Самая головоломная и масштабная из национальных проблем возникла после захвата Польши. Царская власть перепробовала все средства – и кнут, и пряник, причем неоднократно. Александр I и его брат, наместник Константин, пытались приручить поляков, но не преуспели. Николай I захотел поляков приструнить – и вызвал мощное восстание 1830–1831 годов, после чего в течение четверти века в покоренном крае безжалостно давили всякое национальное движение, не только политического, но и сугубо культурного свойства.
При Александре II, во времена «оттепели», другой Константин, глава либеральной партии, желал смягчить поляков милостями и послаблениями, чтобы продемонстрировать, как славно они могут жить под эгидой России. Но вольнолюбивый народ требовал независимости. В прекраснодушного великого князя стреляли, потом разразилось новое восстание, подавленное жесткими мерами.
У поляков отобрали последние вольности, само слово «Польша» стало крамольным, официально она стала называться «Привислинским краем».

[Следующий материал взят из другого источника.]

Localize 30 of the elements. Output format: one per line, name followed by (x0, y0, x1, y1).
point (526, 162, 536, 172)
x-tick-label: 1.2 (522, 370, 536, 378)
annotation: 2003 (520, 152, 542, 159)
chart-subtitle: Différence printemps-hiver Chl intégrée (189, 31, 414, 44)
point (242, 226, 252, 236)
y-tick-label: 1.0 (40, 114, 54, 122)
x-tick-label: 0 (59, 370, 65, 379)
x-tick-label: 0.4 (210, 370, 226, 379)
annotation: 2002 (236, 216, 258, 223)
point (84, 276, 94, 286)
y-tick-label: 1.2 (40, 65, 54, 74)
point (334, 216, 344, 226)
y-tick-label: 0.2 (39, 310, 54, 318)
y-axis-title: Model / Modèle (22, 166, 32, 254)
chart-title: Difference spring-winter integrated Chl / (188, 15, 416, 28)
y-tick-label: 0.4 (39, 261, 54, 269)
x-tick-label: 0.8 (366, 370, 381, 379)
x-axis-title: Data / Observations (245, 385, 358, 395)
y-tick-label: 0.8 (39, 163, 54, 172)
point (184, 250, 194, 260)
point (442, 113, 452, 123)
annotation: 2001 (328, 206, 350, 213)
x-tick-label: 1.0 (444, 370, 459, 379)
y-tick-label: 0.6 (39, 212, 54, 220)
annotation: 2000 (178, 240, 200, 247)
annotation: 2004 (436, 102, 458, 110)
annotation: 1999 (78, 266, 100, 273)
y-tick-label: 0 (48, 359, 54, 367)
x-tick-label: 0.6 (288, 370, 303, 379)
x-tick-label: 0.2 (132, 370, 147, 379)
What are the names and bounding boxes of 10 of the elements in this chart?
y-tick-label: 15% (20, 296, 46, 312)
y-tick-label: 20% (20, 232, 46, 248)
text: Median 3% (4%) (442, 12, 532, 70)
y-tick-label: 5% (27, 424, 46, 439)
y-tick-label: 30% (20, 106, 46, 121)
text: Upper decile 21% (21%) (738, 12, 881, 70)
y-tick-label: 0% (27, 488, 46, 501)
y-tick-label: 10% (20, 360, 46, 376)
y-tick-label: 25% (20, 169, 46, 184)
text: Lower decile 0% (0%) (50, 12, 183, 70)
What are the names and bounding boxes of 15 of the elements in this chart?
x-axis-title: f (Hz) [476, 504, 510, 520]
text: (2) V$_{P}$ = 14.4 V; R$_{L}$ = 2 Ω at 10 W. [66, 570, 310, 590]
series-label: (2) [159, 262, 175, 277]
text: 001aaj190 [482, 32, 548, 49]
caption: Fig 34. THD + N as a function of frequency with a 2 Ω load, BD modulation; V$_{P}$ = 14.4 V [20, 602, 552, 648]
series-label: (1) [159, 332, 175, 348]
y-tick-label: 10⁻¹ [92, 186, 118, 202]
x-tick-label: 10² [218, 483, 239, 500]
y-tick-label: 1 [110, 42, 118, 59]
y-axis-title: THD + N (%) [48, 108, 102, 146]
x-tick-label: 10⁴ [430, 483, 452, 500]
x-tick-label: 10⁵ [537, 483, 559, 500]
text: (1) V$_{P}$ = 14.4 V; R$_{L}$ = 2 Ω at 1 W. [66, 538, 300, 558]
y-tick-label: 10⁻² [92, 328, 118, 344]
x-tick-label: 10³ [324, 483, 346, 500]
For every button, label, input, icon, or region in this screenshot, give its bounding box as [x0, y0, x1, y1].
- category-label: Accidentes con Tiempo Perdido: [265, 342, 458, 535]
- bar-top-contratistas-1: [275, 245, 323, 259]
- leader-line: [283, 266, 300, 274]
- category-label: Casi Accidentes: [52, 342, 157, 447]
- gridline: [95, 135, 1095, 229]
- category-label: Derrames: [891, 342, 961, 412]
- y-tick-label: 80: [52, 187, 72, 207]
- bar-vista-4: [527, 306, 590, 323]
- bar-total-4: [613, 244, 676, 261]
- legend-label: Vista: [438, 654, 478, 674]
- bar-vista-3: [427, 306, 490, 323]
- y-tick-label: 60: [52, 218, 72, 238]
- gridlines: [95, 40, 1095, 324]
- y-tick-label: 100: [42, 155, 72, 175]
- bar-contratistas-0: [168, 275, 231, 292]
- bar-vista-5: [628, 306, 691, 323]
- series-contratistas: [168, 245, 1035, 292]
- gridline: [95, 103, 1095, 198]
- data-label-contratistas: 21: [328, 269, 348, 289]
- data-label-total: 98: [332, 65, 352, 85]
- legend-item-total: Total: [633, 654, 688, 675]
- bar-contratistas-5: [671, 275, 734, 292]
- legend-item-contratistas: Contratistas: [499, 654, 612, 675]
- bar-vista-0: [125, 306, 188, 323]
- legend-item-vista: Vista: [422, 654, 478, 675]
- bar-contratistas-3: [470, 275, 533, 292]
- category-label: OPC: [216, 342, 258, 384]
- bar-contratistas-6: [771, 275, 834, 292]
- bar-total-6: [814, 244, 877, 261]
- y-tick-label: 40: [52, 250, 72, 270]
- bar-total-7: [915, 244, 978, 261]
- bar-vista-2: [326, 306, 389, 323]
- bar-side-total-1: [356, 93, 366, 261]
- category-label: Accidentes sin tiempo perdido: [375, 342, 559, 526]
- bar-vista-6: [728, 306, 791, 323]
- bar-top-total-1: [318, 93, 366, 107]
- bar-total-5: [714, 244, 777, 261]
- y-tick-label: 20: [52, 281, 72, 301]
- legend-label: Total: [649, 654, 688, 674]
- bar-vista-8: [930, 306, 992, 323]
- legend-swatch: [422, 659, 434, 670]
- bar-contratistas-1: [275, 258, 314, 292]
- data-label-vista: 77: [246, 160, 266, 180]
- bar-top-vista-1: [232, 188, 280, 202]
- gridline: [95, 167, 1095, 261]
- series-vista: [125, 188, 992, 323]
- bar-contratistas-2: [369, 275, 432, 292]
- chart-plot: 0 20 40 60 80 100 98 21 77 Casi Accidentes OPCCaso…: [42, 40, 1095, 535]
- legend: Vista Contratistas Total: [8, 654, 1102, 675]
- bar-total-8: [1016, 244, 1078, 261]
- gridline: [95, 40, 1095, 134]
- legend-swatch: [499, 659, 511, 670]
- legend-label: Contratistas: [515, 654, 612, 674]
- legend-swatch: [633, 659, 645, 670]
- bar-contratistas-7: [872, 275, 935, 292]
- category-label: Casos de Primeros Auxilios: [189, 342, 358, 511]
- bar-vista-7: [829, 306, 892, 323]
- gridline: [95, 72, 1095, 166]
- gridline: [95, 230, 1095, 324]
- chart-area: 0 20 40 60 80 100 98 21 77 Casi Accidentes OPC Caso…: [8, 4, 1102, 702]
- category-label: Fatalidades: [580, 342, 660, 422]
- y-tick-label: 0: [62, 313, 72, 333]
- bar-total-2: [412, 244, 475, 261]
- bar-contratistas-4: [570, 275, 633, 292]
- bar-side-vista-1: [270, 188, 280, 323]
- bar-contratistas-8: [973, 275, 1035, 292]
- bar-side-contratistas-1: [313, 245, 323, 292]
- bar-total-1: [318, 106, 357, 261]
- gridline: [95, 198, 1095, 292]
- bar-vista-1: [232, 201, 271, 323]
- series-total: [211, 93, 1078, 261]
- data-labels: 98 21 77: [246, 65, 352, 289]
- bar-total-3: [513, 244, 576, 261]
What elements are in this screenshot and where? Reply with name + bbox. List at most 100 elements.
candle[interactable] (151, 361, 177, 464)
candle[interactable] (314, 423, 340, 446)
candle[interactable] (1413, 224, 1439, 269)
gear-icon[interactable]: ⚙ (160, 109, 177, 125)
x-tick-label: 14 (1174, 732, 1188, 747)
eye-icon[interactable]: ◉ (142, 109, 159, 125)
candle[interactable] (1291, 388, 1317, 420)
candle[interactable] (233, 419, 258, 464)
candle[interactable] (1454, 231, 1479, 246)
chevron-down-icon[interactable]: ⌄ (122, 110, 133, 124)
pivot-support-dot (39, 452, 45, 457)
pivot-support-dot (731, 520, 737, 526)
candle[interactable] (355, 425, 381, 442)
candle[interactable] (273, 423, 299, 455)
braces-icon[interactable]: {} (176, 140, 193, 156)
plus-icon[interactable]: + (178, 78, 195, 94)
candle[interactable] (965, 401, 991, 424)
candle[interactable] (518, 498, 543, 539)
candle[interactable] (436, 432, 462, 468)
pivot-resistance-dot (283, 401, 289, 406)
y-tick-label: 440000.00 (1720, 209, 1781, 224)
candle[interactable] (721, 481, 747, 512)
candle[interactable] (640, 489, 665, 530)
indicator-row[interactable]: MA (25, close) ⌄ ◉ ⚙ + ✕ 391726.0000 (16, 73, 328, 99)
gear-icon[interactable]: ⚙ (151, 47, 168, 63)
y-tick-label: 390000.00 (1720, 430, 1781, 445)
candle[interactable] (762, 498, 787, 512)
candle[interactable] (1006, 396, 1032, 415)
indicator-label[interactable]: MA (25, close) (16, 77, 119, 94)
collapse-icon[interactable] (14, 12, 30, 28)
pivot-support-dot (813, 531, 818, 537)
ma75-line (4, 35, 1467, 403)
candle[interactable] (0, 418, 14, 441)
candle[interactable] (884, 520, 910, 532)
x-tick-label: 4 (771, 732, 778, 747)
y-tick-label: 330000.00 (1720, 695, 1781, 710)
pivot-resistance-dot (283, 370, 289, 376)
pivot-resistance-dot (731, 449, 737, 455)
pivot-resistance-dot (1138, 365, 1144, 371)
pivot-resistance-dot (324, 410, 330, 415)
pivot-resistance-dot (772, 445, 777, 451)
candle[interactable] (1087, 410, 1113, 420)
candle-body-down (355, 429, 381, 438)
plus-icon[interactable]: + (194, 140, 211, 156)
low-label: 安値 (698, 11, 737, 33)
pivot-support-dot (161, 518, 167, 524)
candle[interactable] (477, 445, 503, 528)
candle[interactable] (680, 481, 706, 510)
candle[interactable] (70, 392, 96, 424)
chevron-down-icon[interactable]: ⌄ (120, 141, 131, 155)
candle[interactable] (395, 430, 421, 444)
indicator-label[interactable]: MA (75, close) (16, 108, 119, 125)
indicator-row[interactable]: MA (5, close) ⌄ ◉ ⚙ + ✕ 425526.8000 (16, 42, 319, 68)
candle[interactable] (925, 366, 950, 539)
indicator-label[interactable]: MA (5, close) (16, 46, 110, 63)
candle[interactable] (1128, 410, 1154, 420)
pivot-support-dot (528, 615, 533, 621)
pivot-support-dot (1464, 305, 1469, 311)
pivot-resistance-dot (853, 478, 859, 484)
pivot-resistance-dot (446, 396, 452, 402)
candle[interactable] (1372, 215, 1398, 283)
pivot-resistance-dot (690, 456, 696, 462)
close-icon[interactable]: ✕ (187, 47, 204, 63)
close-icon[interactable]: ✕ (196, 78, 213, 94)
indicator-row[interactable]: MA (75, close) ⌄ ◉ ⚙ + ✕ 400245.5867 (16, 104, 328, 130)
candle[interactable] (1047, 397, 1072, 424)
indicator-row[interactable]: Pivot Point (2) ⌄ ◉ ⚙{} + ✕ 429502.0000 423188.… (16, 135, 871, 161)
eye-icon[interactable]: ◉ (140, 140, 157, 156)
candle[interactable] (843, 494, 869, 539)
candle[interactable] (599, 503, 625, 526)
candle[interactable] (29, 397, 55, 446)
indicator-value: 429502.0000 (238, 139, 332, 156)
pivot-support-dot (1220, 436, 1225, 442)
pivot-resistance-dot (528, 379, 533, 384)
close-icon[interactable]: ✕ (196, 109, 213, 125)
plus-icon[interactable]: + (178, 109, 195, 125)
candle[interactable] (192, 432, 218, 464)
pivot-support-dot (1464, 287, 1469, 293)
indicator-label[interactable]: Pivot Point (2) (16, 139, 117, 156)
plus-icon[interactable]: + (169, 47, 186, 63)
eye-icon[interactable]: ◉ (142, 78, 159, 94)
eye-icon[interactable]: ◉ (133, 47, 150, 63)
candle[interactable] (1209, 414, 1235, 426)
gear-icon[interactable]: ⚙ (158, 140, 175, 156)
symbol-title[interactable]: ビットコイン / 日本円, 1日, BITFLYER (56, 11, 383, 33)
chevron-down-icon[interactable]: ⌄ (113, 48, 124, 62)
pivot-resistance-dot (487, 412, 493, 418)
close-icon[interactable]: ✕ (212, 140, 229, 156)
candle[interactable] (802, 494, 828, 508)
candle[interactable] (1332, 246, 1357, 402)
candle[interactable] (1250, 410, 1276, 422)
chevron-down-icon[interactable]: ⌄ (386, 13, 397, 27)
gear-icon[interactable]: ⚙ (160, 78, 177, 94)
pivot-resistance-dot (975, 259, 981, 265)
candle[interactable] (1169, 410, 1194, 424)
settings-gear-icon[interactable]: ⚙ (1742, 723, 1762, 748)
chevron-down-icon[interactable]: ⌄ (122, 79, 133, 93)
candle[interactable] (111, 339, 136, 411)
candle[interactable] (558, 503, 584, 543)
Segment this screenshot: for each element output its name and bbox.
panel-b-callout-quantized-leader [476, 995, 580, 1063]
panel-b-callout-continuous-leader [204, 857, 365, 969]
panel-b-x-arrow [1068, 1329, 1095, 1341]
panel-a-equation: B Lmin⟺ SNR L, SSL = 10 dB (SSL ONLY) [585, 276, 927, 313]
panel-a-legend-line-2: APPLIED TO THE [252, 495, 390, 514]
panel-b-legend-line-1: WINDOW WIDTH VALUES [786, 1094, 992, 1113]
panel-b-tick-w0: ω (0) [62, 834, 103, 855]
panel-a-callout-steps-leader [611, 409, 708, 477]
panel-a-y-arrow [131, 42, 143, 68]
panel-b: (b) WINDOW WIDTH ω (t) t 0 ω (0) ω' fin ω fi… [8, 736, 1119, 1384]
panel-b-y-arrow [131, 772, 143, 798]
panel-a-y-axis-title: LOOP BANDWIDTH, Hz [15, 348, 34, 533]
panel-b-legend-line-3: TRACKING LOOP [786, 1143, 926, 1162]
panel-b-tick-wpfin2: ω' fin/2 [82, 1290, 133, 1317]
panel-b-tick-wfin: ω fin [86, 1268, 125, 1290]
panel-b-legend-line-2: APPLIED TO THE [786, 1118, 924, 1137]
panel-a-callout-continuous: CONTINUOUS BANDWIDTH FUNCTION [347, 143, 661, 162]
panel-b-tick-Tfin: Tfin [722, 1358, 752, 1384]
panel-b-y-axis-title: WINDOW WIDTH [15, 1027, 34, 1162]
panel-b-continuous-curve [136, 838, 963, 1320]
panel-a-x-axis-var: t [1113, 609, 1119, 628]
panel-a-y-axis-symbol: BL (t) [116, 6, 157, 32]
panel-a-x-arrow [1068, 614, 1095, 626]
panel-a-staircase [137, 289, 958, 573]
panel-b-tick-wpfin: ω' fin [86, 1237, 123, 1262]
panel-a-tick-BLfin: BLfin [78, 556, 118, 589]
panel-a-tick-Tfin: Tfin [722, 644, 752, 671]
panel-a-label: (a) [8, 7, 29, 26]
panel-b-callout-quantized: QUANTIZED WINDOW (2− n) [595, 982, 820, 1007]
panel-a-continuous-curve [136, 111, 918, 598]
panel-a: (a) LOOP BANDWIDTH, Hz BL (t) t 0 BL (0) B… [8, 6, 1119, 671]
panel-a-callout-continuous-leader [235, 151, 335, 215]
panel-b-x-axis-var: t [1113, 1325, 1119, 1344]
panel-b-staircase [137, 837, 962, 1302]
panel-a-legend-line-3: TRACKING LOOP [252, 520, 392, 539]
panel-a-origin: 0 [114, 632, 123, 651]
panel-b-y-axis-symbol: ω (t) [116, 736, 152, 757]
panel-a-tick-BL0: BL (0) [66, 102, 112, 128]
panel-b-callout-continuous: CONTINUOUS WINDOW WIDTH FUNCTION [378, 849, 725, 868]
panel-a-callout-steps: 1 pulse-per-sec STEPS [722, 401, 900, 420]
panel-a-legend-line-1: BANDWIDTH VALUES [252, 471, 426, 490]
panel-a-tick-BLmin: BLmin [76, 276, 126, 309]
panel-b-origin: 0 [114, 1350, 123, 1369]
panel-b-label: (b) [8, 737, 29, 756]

При Александре III процесс «деполонизации» и «декатолизации» активизировался. Всё делопроизводство велось только по-русски, католикам запрещалось работать учителями, преподавание на польском языке не допускалось. Никакого местного самоуправления – ни земского, ни городского – западные губернии не получили, чтобы не создавать потенциальные организационные ячейки будущих мятежей.
Все активные борцы за независимость были сосланы или эмигрировали. Но неприятие русского владычества никуда не делось, просто приобрело затаенную, пассивную форму. Всем – в том числе и правительству – было понятно, что это мина замедленного действия, которая однажды взорвется.